4. Format your posts for legibility. Infrequent posts allow and even encourage us GMs to post a lot of information in each post - that one post has to last the players for a day or more, after all! - but the drawback of that is that players can miss important information. So a really important practice is to format your text to highlight important information and differentiate different kinds of text. For instance, a common practice on GP is to put dialogue in bold text:
"This is the default way dialogue is presented in almost every game I've played for the last eight years." Prompts for character action can be in a different color, or underlined. "The earth quakes and the others are thrown over the edge of a chasm that appears before them. Two of them manage to grab onto the edge, but it is clear to Gabby that they both will be shaken free in a split second. They're too far apart to reach both of them, so now Gabby needs to choose who she's going to save: Amelia or Henrietta?
Choose one and then test Gabby's agility!" I've also taken to putting
PC names in blue and
foe names in red, to make it clearer for those with color vision.

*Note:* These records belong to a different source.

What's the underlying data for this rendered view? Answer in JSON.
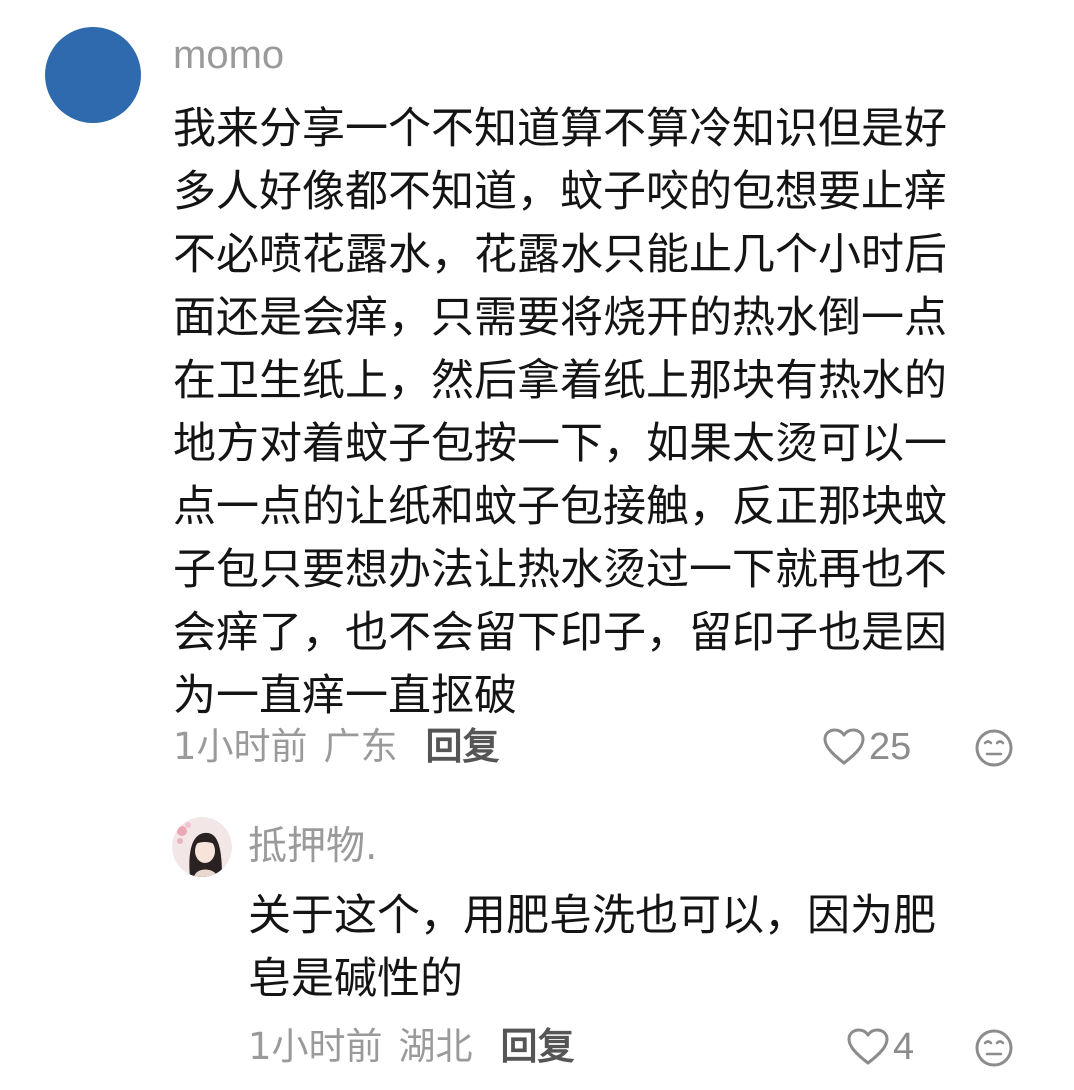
{
  "main_comment": {
    "username": "momo",
    "avatar_color": "#2e6aad",
    "lines": [
      "我来分享一个不知道算不算冷知识但是好",
      "多人好像都不知道，蚊子咬的包想要止痒",
      "不必喷花露水，花露水只能止几个小时后",
      "面还是会痒，只需要将烧开的热水倒一点",
      "在卫生纸上，然后拿着纸上那块有热水的",
      "地方对着蚊子包按一下，如果太烫可以一",
      "点一点的让纸和蚊子包接触，反正那块蚊",
      "子包只要想办法让热水烫过一下就再也不",
      "会痒了，也不会留下印子，留印子也是因",
      "为一直痒一直抠破"
    ],
    "time": "1小时前",
    "location": "广东",
    "reply_label": "回复",
    "like_icon": "heart-outline-icon",
    "like_count": "25",
    "emoji_icon": "neutral-face-icon"
  },
  "reply_comment": {
    "username": "抵押物.",
    "avatar_icon": "profile-photo",
    "lines": [
      "关于这个，用肥皂洗也可以，因为肥",
      "皂是碱性的"
    ],
    "time": "1小时前",
    "location": "湖北",
    "reply_label": "回复",
    "like_icon": "heart-outline-icon",
    "like_count": "4",
    "emoji_icon": "neutral-face-icon"
  },
  "colors": {
    "text_primary": "#141414",
    "text_secondary": "#9a9a9a",
    "reply_label": "#555555",
    "icon": "#8c8c8c"
  }
}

5. Always be clear as to what response you want to get from the players. If they've seen something horrible, tell them
"Each PC needs to make a sanity check now" rather than something vague like
"How do you react to that?" or, worst of all, no prompt at all. Feel free to use something like
"What do you do next?" when there isn't a specific thing the players need to do, but do
end each post with a prompt. A GM post without a prompt either feels like it doesn't need a response, or that the GM hasn't finished editing it. The prompt is the punctuation that tells the players "OK, you can respond to this now."
6.
Avoid or, if that's not possible,
downplay mechanics and situations that require player discussion
before action can be taken. Many players can only post to the schedule you have set for the game - once a day, twice a day, or five times a week, are some typical frequencies - so it's better to set players up where they can act AND have discussions, rather than have needing to engage in discussion and agree as a group to resolve a decision before action can be taken. If your game requires everyone to draw a card, and the suit of the cards decides which PCs can assist each other that round, that's a fun mechanic for real-time play, but in PbP each round will take a week or more of real-time to just determine what the PCs are going to
try to do, before they even get to rolling dice, resolving those actions, and reacting to the results.